St. Olaf College

Here is a new federal data base reporters can mine for religion angles

Here is a new federal data base reporters can mine for religion angles

On September 12th, the U.S. Department of Education unveiled its revamped College Scorecard (click here to see it), a trove of online data to guide parents and students on where to enroll that can also be a source of religion angles. The Obama Administration wisely scrapped its controversial plan for a college rating system, something of a mission impossible, and instead compiled hard numbers that citizens can judge for themselves.

The broad economic context was analyzed that same weekend by National Public Radio’s Adam Davidson, writing in The New York Times Magazine. For example, median income adjusted for inflation has remained nearly flat since 1974 while tuition at private universities has roughly tripled, and has quadrupled at public universities. Meanwhile those pricey college degrees have increased in importance for many careers. As the new Web site proclaims, “On average, college graduates earn $1 million more over their lifetimes than high school graduates.”
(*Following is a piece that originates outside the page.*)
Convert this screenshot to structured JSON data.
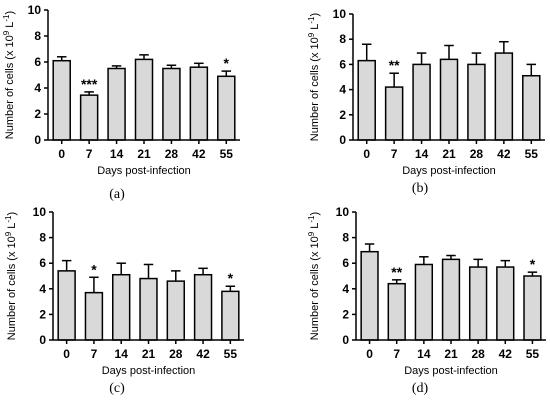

Much of this information was already available in those ubiquitous college guidebooks or the College Navigator site from the government’s National Center for Education Statistics. But the new site crunches Internal Revenue Service data to report graduates’ earnings 10 years out and how many are managing to repay student loans.
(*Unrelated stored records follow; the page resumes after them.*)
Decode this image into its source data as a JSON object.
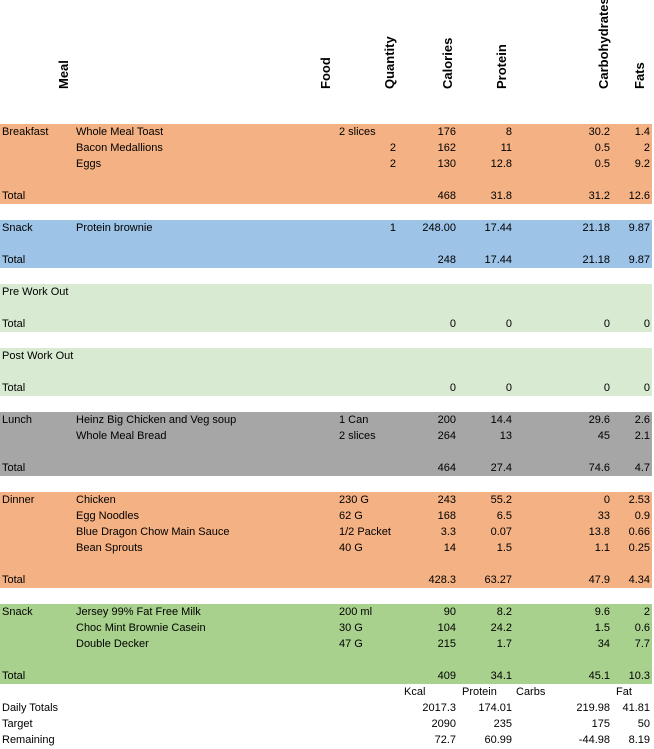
{
  "headers": {
    "meal": "Meal",
    "food": "Food",
    "quantity": "Quantity",
    "calories": "Calories",
    "protein": "Protein",
    "carbohydrates": "Carbohydrates",
    "fats": "Fats"
  },
  "sections": [
    {
      "color": "#f4b183",
      "rows": [
        {
          "meal": "Breakfast",
          "food": "Whole Meal Toast",
          "unit": "2 slices",
          "qty": "",
          "cal": "176",
          "pro": "8",
          "carb": "30.2",
          "fat": "1.4"
        },
        {
          "meal": "",
          "food": "Bacon Medallions",
          "unit": "",
          "qty": "2",
          "cal": "162",
          "pro": "11",
          "carb": "0.5",
          "fat": "2"
        },
        {
          "meal": "",
          "food": "Eggs",
          "unit": "",
          "qty": "2",
          "cal": "130",
          "pro": "12.8",
          "carb": "0.5",
          "fat": "9.2"
        }
      ],
      "total": {
        "label": "Total",
        "cal": "468",
        "pro": "31.8",
        "carb": "31.2",
        "fat": "12.6"
      }
    },
    {
      "color": "#9dc3e6",
      "rows": [
        {
          "meal": "Snack",
          "food": "Protein brownie",
          "unit": "",
          "qty": "1",
          "cal": "248.00",
          "pro": "17.44",
          "carb": "21.18",
          "fat": "9.87"
        }
      ],
      "total": {
        "label": "Total",
        "cal": "248",
        "pro": "17.44",
        "carb": "21.18",
        "fat": "9.87"
      }
    },
    {
      "color": "#d9ead3",
      "rows": [
        {
          "meal": "Pre Work Out",
          "food": "",
          "unit": "",
          "qty": "",
          "cal": "",
          "pro": "",
          "carb": "",
          "fat": ""
        }
      ],
      "total": {
        "label": "Total",
        "cal": "0",
        "pro": "0",
        "carb": "0",
        "fat": "0"
      }
    },
    {
      "color": "#d9ead3",
      "rows": [
        {
          "meal": "Post Work Out",
          "food": "",
          "unit": "",
          "qty": "",
          "cal": "",
          "pro": "",
          "carb": "",
          "fat": ""
        }
      ],
      "total": {
        "label": "Total",
        "cal": "0",
        "pro": "0",
        "carb": "0",
        "fat": "0"
      }
    },
    {
      "color": "#a6a6a6",
      "rows": [
        {
          "meal": "Lunch",
          "food": "Heinz Big Chicken and Veg soup",
          "unit": "1 Can",
          "qty": "",
          "cal": "200",
          "pro": "14.4",
          "carb": "29.6",
          "fat": "2.6"
        },
        {
          "meal": "",
          "food": "Whole Meal Bread",
          "unit": "2 slices",
          "qty": "",
          "cal": "264",
          "pro": "13",
          "carb": "45",
          "fat": "2.1"
        }
      ],
      "total": {
        "label": "Total",
        "cal": "464",
        "pro": "27.4",
        "carb": "74.6",
        "fat": "4.7"
      }
    },
    {
      "color": "#f4b183",
      "rows": [
        {
          "meal": "Dinner",
          "food": "Chicken",
          "unit": "230 G",
          "qty": "",
          "cal": "243",
          "pro": "55.2",
          "carb": "0",
          "fat": "2.53"
        },
        {
          "meal": "",
          "food": "Egg Noodles",
          "unit": "62 G",
          "qty": "",
          "cal": "168",
          "pro": "6.5",
          "carb": "33",
          "fat": "0.9"
        },
        {
          "meal": "",
          "food": "Blue Dragon Chow Main Sauce",
          "unit": "1/2 Packet",
          "qty": "",
          "cal": "3.3",
          "pro": "0.07",
          "carb": "13.8",
          "fat": "0.66"
        },
        {
          "meal": "",
          "food": "Bean Sprouts",
          "unit": "40 G",
          "qty": "",
          "cal": "14",
          "pro": "1.5",
          "carb": "1.1",
          "fat": "0.25"
        }
      ],
      "total": {
        "label": "Total",
        "cal": "428.3",
        "pro": "63.27",
        "carb": "47.9",
        "fat": "4.34"
      }
    },
    {
      "color": "#a9d18e",
      "rows": [
        {
          "meal": "Snack",
          "food": "Jersey 99% Fat Free Milk",
          "unit": "200 ml",
          "qty": "",
          "cal": "90",
          "pro": "8.2",
          "carb": "9.6",
          "fat": "2"
        },
        {
          "meal": "",
          "food": "Choc Mint Brownie Casein",
          "unit": "30 G",
          "qty": "",
          "cal": "104",
          "pro": "24.2",
          "carb": "1.5",
          "fat": "0.6"
        },
        {
          "meal": "",
          "food": "Double Decker",
          "unit": "47  G",
          "qty": "",
          "cal": "215",
          "pro": "1.7",
          "carb": "34",
          "fat": "7.7"
        }
      ],
      "total": {
        "label": "Total",
        "cal": "409",
        "pro": "34.1",
        "carb": "45.1",
        "fat": "10.3"
      }
    }
  ],
  "summary": {
    "labels": {
      "kcal": "Kcal",
      "protein": "Protein",
      "carbs": "Carbs",
      "fat": "Fat"
    },
    "rows": [
      {
        "label": "Daily Totals",
        "cal": "2017.3",
        "pro": "174.01",
        "carb": "219.98",
        "fat": "41.81"
      },
      {
        "label": "Target",
        "cal": "2090",
        "pro": "235",
        "carb": "175",
        "fat": "50"
      },
      {
        "label": "Remaining",
        "cal": "72.7",
        "pro": "60.99",
        "carb": "-44.98",
        "fat": "8.19"
      }
    ]
  }
}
The Chronicle of Higher Education, the field’s journalistic bible, notes an important gap: Those newly added numbers cover only students who received federal loans or grants. Also, they lump together all students at an institution while earnings vary wildly depending on academic subject. The American Council on Education complains that the feds produced this setup without any review by outside experts.

No religious campuses are among the feds’ list of 23 schools commended for low cost leading to high incomes.